Mr O’Leary’s outbursts followed an order by the UK’s Competition Commission to rid itself of more than €200m of Aer Lingus shares.
The commission found that Ryanair’s 29.8% in Aer Lingus affected the former national airline’s policy and strategy, and ordered it to sell all but 5% of the stake.
Mr O’Leary has vowed to appeal against the “bizarre and manifestly wrong” order, opening the prospect of a legal battle that could last years.
“This prejudicial approach to an Irish airline is very disturbing, coming from an English government body that regards itself a model competition authority,” he said yesterday.
Aer Lingus welcomed the decision, saying Ryanair had used the stake as a Trojan horse to plot its bids.
An outraged Mr O’Leary compared the order that he sell a rival airline’s shares with the Birmingham Six, who were wrongfully imprisoned for 20 years.
“We are being told we have to sell down below 5% of an Irish airline with only four routes to the UK and now a trustee would be appointed to do the sale,” he said.
“The Birmingham Six got more justice than we get in this process.”
He went on to say that Ryanair had been trying to sell its stake in Aer Lingus but that nobody was interested in buying a “peripheral” airline. In an interview on Bloomberg, He said the stake may be “worthless” if no buyer comes forward.
Ryanair argues that Aer Lingus plays an insignificant role connecting the UK and Ireland, serving just six routes, while Ryanair maintains a major network.
Mr O’Leary criticised the commission for not intervening when British Airways won permission to purchase BMI last year to gain a greater foothold at Heathrow, Europe’s busiest hub.

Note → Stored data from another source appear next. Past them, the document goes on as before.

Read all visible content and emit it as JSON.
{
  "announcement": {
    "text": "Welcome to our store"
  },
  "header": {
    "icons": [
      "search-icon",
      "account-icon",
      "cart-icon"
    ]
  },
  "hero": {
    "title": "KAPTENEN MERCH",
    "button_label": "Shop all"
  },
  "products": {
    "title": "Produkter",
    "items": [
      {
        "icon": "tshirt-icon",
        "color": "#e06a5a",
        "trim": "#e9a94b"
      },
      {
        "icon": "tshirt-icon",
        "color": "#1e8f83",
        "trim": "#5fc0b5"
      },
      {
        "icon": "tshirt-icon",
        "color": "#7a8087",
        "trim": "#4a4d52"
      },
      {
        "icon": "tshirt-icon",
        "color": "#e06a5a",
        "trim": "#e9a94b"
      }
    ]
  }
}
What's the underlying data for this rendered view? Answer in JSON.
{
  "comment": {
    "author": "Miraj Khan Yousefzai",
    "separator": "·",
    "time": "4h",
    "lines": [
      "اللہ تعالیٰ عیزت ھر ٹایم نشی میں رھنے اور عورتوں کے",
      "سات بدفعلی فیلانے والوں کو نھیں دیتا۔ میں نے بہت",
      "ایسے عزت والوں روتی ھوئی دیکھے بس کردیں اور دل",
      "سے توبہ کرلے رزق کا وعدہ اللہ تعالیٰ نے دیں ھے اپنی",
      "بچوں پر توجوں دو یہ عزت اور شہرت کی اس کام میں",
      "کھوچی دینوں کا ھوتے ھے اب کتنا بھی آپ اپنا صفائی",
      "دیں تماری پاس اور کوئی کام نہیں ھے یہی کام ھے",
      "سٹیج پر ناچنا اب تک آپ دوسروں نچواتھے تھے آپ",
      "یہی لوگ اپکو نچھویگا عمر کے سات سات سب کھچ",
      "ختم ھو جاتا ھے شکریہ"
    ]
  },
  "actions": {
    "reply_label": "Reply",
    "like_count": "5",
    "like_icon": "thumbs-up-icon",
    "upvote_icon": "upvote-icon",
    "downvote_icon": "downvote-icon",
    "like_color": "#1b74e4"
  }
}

When the UK commission published its preliminary report in May, it sought views on remedies, which could have included the full or partial sale of the Aer Lingus stake.
The regulators typically give companies as long as a year to sell down a stake. Ryanair may be able to delay the enforcement of any UK ruling for years while it challenges the EU decision to block its most recent bid.
“We consider that there is a tension between Ryanair’s position as a competitor and its position as Aer Lingus’s largest shareholder, and that Ryanair has an incentive to weaken its rival’s effectiveness as a competitor,” the commission said in its final ruling yesterday.
Possible buyers of the stake that Ryanair must sell include Etihad Airways, the Middle Eastern carrier that has been buying holdings in airlines from Germany to Serbia and the Seychelles.
Abu Dhabi-based Etihad already owns just less than 3% of Aer Lingus, though Mr O’Leary has said the airline has made no offer for Ryanair’s stake.